The third-party approach does have its challenges, such as managing disparate views from within hospitals and carriers. But there are benefits, as well. Tapping a knowledgeable, neutral third party to build and manage a distributed wireless network inside a hospital offers three distinct financial, operational, and technological advantages.
Financial. A neutral party could complete its own analysis of the economic benefits of a particular network and uses that analysis to help make the key financing decisions. The neutral party also understands the economics of the various network technologies and can suggest the best options for the particular environment. For example, building a distributed network with technology that uses small antennas placed inside the facility's heating, ventilation, and air conditioning metal ductwork is very cost-effective because it can be installed quickly with minimal impact on workflow or ongoing delivery of health care.
Operational. Leveraging its relationships with the carriers, a neutral third party could provide technical monitoring and control of the network, maintaining the service at optimal levels for current demands and adding levels of controls and upgrading capabilities for future expansion. This operational know-how helps avoid the risky and expensive issue of obsolescence.
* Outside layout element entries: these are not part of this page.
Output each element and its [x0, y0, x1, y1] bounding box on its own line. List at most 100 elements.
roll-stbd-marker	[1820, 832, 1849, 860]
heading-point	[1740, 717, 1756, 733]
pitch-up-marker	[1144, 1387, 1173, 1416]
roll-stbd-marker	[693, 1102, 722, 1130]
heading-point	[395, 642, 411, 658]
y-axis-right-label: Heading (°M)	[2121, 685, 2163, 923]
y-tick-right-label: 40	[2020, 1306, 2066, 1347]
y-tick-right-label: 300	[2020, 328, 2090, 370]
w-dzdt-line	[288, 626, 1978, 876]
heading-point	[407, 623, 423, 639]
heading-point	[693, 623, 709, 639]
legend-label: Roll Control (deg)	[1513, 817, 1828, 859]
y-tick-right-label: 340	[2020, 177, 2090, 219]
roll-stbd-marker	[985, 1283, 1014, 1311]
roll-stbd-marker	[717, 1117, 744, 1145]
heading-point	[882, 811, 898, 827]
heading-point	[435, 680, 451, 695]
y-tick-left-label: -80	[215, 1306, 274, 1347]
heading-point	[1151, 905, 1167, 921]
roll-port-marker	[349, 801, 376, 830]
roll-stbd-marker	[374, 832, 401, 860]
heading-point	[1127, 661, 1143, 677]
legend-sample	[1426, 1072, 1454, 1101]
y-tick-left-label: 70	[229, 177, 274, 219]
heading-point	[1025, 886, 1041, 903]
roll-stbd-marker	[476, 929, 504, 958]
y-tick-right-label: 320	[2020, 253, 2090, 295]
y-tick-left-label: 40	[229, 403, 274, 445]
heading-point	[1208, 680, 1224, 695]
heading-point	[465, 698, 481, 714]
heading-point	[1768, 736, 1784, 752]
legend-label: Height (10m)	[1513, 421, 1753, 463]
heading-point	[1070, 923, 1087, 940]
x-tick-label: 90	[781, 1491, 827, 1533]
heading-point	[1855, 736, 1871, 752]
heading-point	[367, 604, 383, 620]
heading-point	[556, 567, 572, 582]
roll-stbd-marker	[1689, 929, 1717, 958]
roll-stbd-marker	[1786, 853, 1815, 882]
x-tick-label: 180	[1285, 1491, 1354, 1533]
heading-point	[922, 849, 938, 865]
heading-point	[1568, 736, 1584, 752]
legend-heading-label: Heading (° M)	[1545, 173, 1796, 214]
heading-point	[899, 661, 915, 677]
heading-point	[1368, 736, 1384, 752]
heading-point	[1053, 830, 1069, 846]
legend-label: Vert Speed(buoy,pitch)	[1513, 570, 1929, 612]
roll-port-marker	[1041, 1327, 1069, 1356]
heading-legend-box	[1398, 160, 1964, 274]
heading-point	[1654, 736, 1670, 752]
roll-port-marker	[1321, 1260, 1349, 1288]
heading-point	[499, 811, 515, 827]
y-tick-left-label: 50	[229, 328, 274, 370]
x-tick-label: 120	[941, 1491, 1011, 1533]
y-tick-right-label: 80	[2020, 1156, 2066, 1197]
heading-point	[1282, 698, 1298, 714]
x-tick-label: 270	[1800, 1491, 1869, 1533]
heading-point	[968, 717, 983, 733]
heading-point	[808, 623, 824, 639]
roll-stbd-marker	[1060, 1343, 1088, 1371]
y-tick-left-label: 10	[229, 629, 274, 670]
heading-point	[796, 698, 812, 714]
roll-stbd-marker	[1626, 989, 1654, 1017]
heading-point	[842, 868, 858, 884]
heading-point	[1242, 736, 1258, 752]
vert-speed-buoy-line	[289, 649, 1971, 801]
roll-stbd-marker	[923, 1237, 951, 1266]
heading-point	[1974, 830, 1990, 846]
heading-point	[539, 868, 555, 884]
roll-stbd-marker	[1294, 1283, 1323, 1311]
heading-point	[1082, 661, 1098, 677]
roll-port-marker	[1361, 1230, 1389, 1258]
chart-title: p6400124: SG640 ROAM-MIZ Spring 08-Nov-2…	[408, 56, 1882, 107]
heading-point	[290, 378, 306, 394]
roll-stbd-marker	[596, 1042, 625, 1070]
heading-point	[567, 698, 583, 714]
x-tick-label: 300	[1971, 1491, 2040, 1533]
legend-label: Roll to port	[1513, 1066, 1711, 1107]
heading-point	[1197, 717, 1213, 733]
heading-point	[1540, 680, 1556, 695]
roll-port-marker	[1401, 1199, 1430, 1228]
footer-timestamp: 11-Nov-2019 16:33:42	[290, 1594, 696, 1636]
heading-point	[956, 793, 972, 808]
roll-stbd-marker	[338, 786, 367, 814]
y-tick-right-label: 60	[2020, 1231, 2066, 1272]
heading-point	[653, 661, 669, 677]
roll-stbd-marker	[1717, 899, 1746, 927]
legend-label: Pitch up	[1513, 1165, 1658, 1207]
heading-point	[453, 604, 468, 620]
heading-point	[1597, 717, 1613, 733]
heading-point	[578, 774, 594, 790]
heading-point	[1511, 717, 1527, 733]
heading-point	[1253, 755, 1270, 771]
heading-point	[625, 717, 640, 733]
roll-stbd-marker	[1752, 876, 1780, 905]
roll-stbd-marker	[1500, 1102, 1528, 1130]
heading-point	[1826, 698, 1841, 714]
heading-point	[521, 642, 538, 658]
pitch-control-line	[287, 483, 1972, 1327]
Technological. Finally, a third party could provide expertise that could be leveraged by a hospital regarding the availability and effectiveness of the technology. For example, it's important to know that a wireless local area network does not scale as cost-effectively as a distributed antenna system, nor does it provide the throughput required from increased capacity demands. Having a third party guide the hospital through technology options like this could help a hospital avoid costly mistakes. Finding neutral third parties is a straightforward process that involves enlisting consultants, providing invitations to bid, accessing industry forums, and researching association groups for such entities.
Finding the Right Options
CFOs have a variety of solid options when crafting a plan to finance mobile health applicaitons, including some that could reduce costs for the organization. The CFO, working in partnership with the chief information officer, should take control of the process as soon as the indoor wireless coverage and capacity needs are identified to ensure optimal decision making.
Dan Timm is CFO and executive vice president, ExteNet Systems, Inc., Lisle, Ill. (firstname.lastname@example.org).
Eric Abbott is director of product management, ExteNet Systems, Inc., Lisle, Ill. (email@example.com).
Keys to Success in Building a Wireless Infrastructure
When contemplating wireless infrastructure needs, keep in mind these key management tips.
Try to stick to an open, standards-based distributed network so that the cost is spread among several parties. Increasingly, hospitals are working with more remote service providers such as radiology centers and affiliated physician group practices with multiple offices and application providers. All parties that benefit from the improved network can share the cost of building, operating, and maintaining a modern wireless infrastructure.
Bring in expert advisers whose core competency is distributed wireless networks. These experts can help design a network that fits current requirements while minimizing future obsolescence, which drives up costs over time.
Reevaluate the financial model. Consider investment in a wireless infrastructure as the equivalent of buying a service, rather than making a capital expenditure. This shift in thinking dramatically changes how a hospital approaches obtaining a high-quality integrated service, frequently enabling a more cost effective way to give clinicians real-time access to information to monitor and direct clinical work.